CL:. Who would you most like to share your hometown stage? One night only, of course.
AB: Too many to mention, too crowded the list are those that I would like to have next to me on stage for the next edition...just like those who have honored me with their presence in past editions.
CL: Thus far, only one live record, Vivere Live in Tuscany, has come out of your near decade singing at Silenzio. Sure, there's all kinds of fan footage online, but is there a specific reason we've not heard or seen more?
AB: Because around the world, there are lots of wonderful places. And it's good to promote and enjoy them all, if possible, in person. Gold is sold by the gram! This applies also to Lajatico--those who want to have to come and see it. It is an exclusive, every year.
CL: Staying with records, but back to Puccini, in 2000, you recorded La Bohème. Three years later, Tosca. Any plans to record a full Turandot?
AB: I have recorded it recently under the baton of Maestro Mehta, conducting the Orquestra de la Comunitat Valenciana and the Cor de la Generalitat Valenciana. The record will be released on July 31, all over the world, close to the double event of Lajatico. It is a recording of which I am particularly satisfied, because of the exceptional cast whom I was able to work with. For instance, Jennifer Wilson, one of the greatest contemporary dramatic sopranos, will play the role of Turandot's Ice Princess.
CL: Same year as your live Bohème, your seventh studio album (this time with Mehta and the Israel Phil) was all Verdi. Similarly, might one day we be gifted a disc of all Bocelli-Puccini arias?
AB: Why not? Never say never! I am proud to be a countryman of such a genius, and I have never hidden my true reverence for the fruits of his genius. Masterpieces that I am gradually facing in the recording studios in their entirety, as I have recently done in the past years with Manon Lescaut and with Turandot.

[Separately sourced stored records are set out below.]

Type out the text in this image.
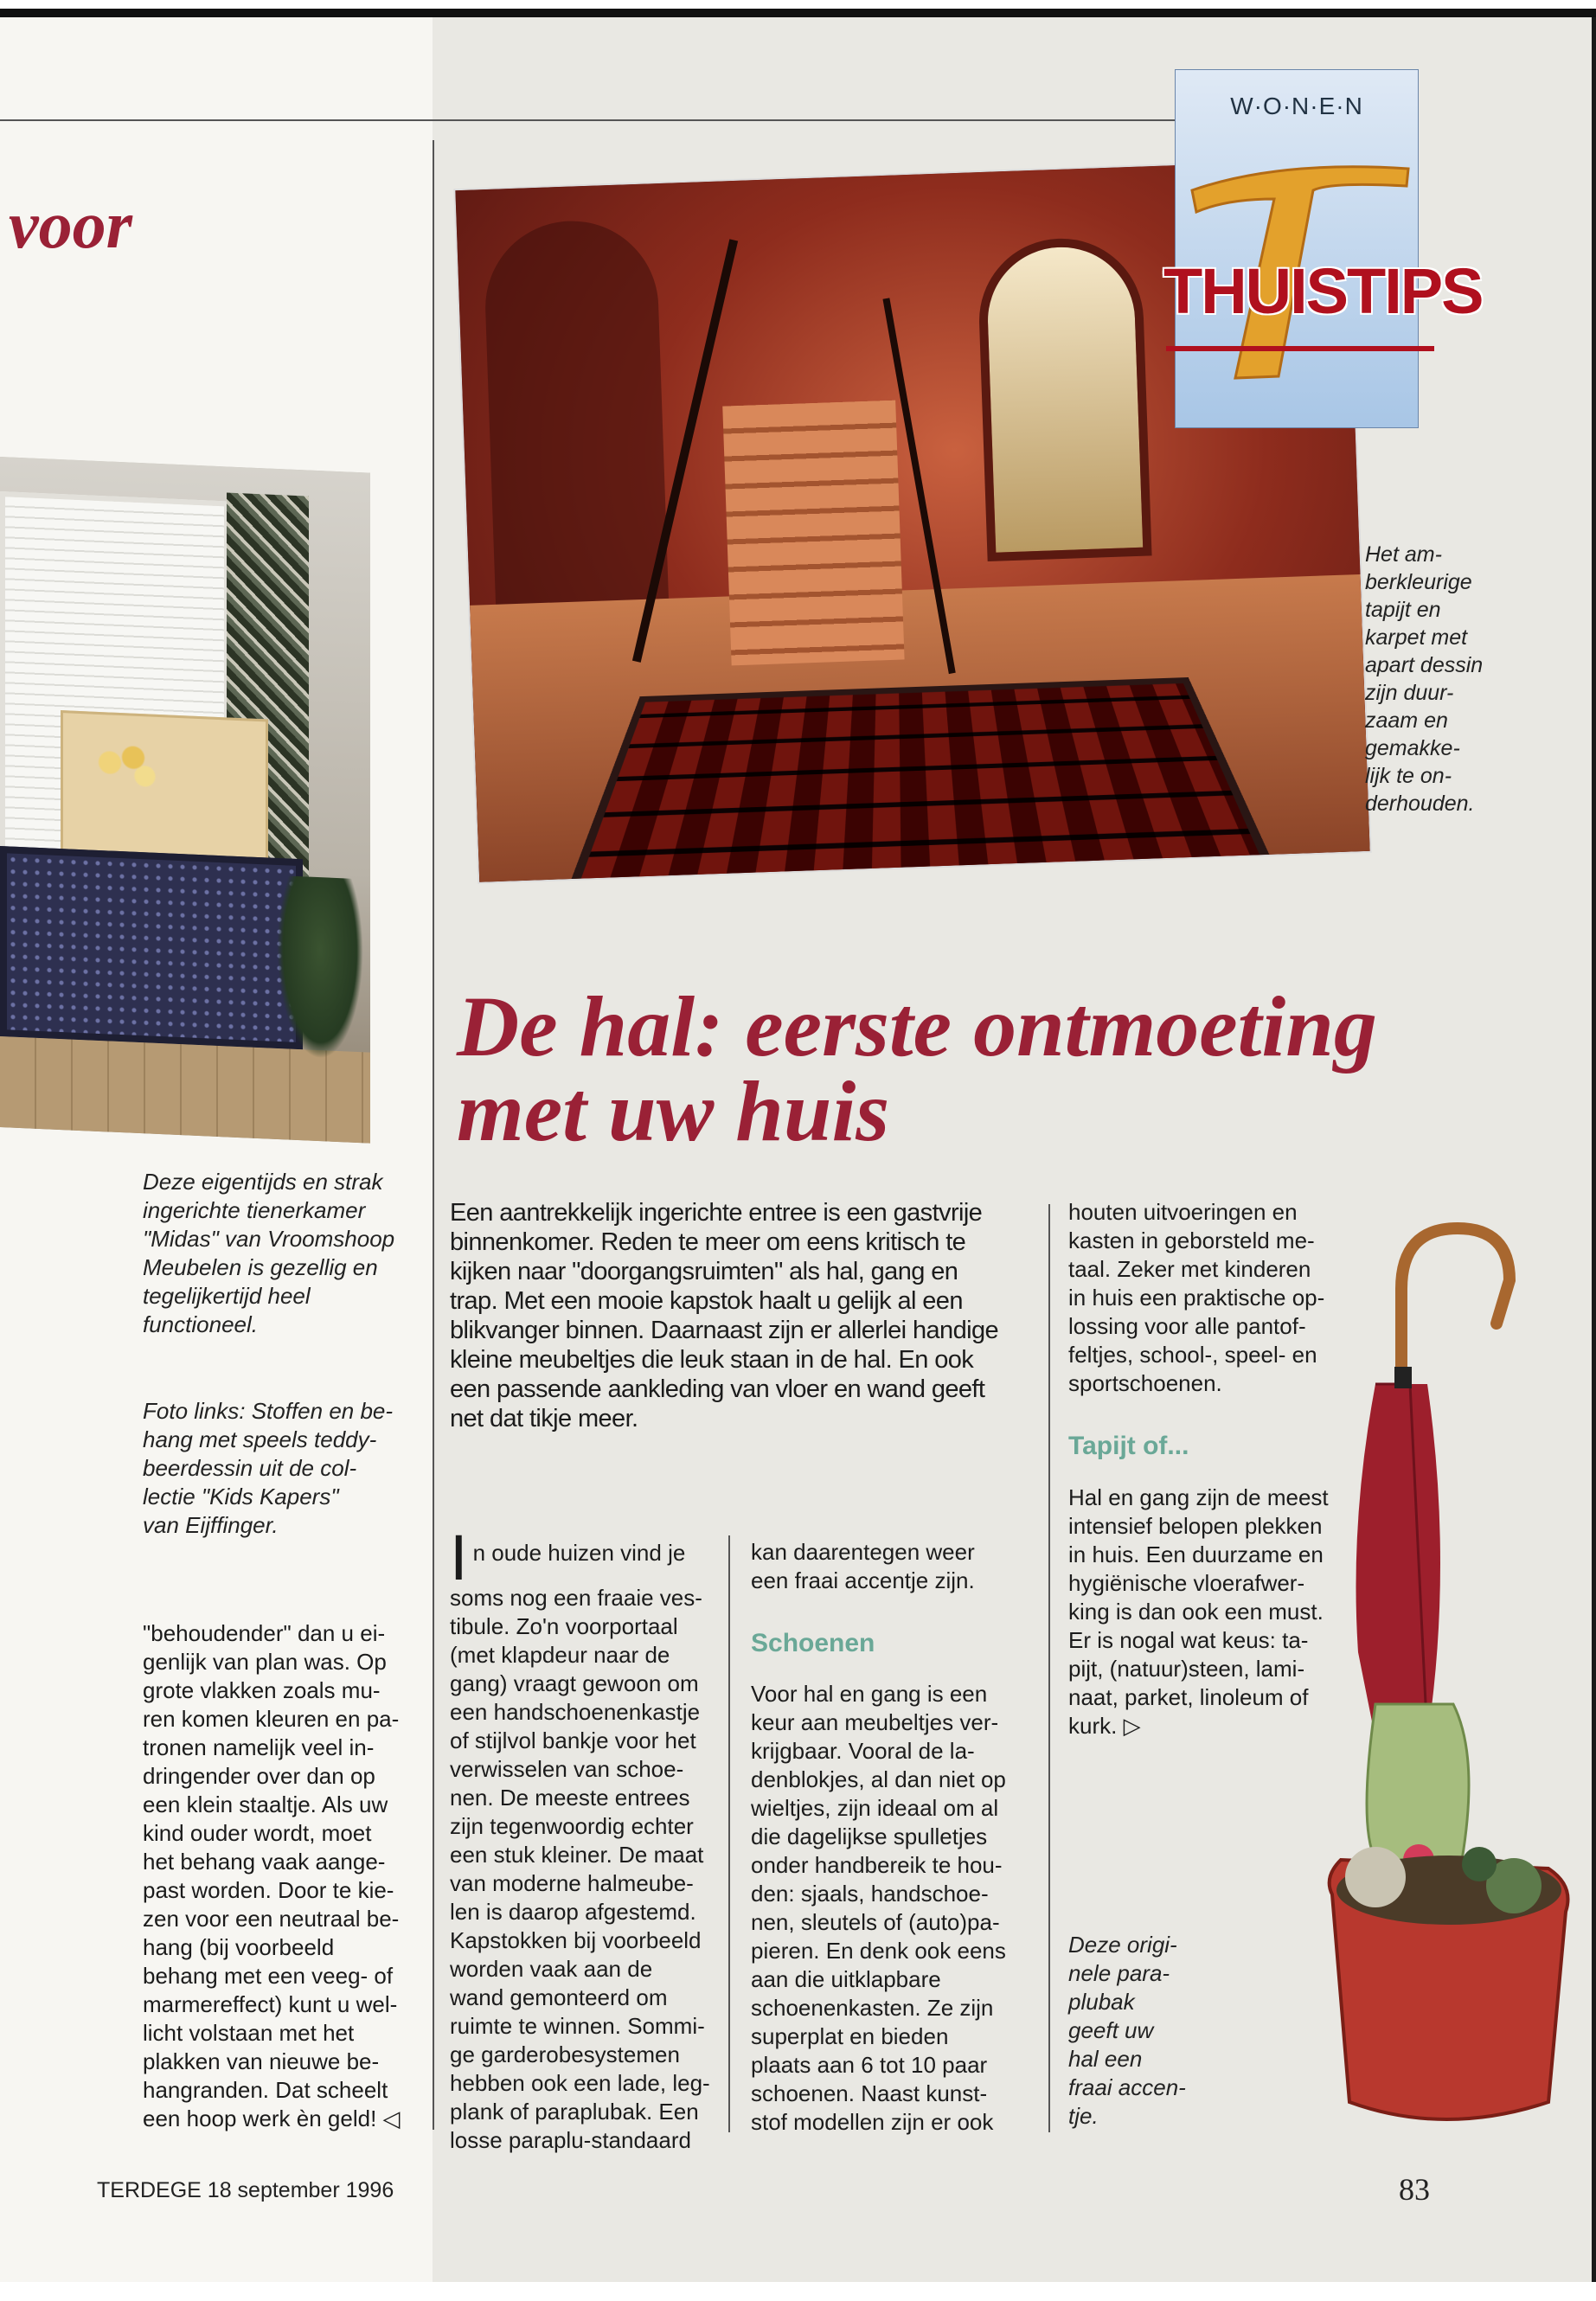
voor
W·O·N·E·N
THUISTIPS
Het am-
berkleurige
tapijt en
karpet met
apart dessin
zijn duur-
zaam en
gemakke-
lijk te on-
derhouden.
De hal: eerste ontmoeting
met uw huis
Deze eigentijds en strak
ingerichte tienerkamer
"Midas" van Vroomshoop
Meubelen is gezellig en
tegelijkertijd heel
functioneel.
Foto links: Stoffen en be-
hang met speels teddy-
beerdessin uit de col-
lectie "Kids Kapers"
van Eijffinger.
"behoudender" dan u ei-
genlijk van plan was. Op
grote vlakken zoals mu-
ren komen kleuren en pa-
tronen namelijk veel in-
dringender over dan op
een klein staaltje. Als uw
kind ouder wordt, moet
het behang vaak aange-
past worden. Door te kie-
zen voor een neutraal be-
hang (bij voorbeeld
behang met een veeg- of
marmereffect) kunt u wel-
licht volstaan met het
plakken van nieuwe be-
hangranden. Dat scheelt
een hoop werk èn geld! ◁
Een aantrekkelijk ingerichte entree is een gastvrije binnenkomer. Reden te meer om eens kritisch te kijken naar "doorgangsruimten" als hal, gang en trap. Met een mooie kapstok haalt u gelijk al een blikvanger binnen. Daarnaast zijn er allerlei handige kleine meubeltjes die leuk staan in de hal. En ook een passende aankleding van vloer en wand geeft net dat tikje meer.
I n oude huizen vind je
soms nog een fraaie ves-
tibule. Zo'n voorportaal
(met klapdeur naar de
gang) vraagt gewoon om
een handschoenenkastje
of stijlvol bankje voor het
verwisselen van schoe-
nen. De meeste entrees
zijn tegenwoordig echter
een stuk kleiner. De maat
van moderne halmeube-
len is daarop afgestemd.
Kapstokken bij voorbeeld
worden vaak aan de
wand gemonteerd om
ruimte te winnen. Sommi-
ge garderobesystemen
hebben ook een lade, leg-
plank of paraplubak. Een
losse paraplu-standaard
kan daarentegen weer
een fraai accentje zijn.
Schoenen
Voor hal en gang is een
keur aan meubeltjes ver-
krijgbaar. Vooral de la-
denblokjes, al dan niet op
wieltjes, zijn ideaal om al
die dagelijkse spulletjes
onder handbereik te hou-
den: sjaals, handschoe-
nen, sleutels of (auto)pa-
pieren. En denk ook eens
aan die uitklapbare
schoenenkasten. Ze zijn
superplat en bieden
plaats aan 6 tot 10 paar
schoenen. Naast kunst-
stof modellen zijn er ook
houten uitvoeringen en
kasten in geborsteld me-
taal. Zeker met kinderen
in huis een praktische op-
lossing voor alle pantof-
feltjes, school-, speel- en
sportschoenen.
Tapijt of...
Hal en gang zijn de meest
intensief belopen plekken
in huis. Een duurzame en
hygiënische vloerafwer-
king is dan ook een must.
Er is nogal wat keus: ta-
pijt, (natuur)steen, lami-
naat, parket, linoleum of
kurk. ▷
Deze origi-
nele para-
plubak
geeft uw
hal een
fraai accen-
tje.
TERDEGE 18 september 1996	83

CL: Finally, you were singing "Nessun Dorma" when you (and your little dog, too) took the ice bucket challenge this time last year. In fact, we ranked your solo ALS video above efforts by Domingo, Joseph Calleja and, um, "Maria Callas." We hear so much about your artistic accolades and chart success, but since establishing your own foundation in 2011, what do you consider your greatest philanthropic achievement?
AB: Every smile and every hope returned--above all, when it comes to children--is a priceless goal. As I always say, solidarity is the only response to inequality. This belief has led me to create the Andrea Bocelli Foundation, conceived as a living laboratory, in which every drop has its weight in everyday action--where even the smallest contribution must be valued. Of course, I am very pleased with the results we have reached, both in the fields of scientific technological research and in socio-economic development. But every time a person shares our projects, rolls up their sleeves and works to listen to the voice of their hearts, I feel very much it is an important goal achieved.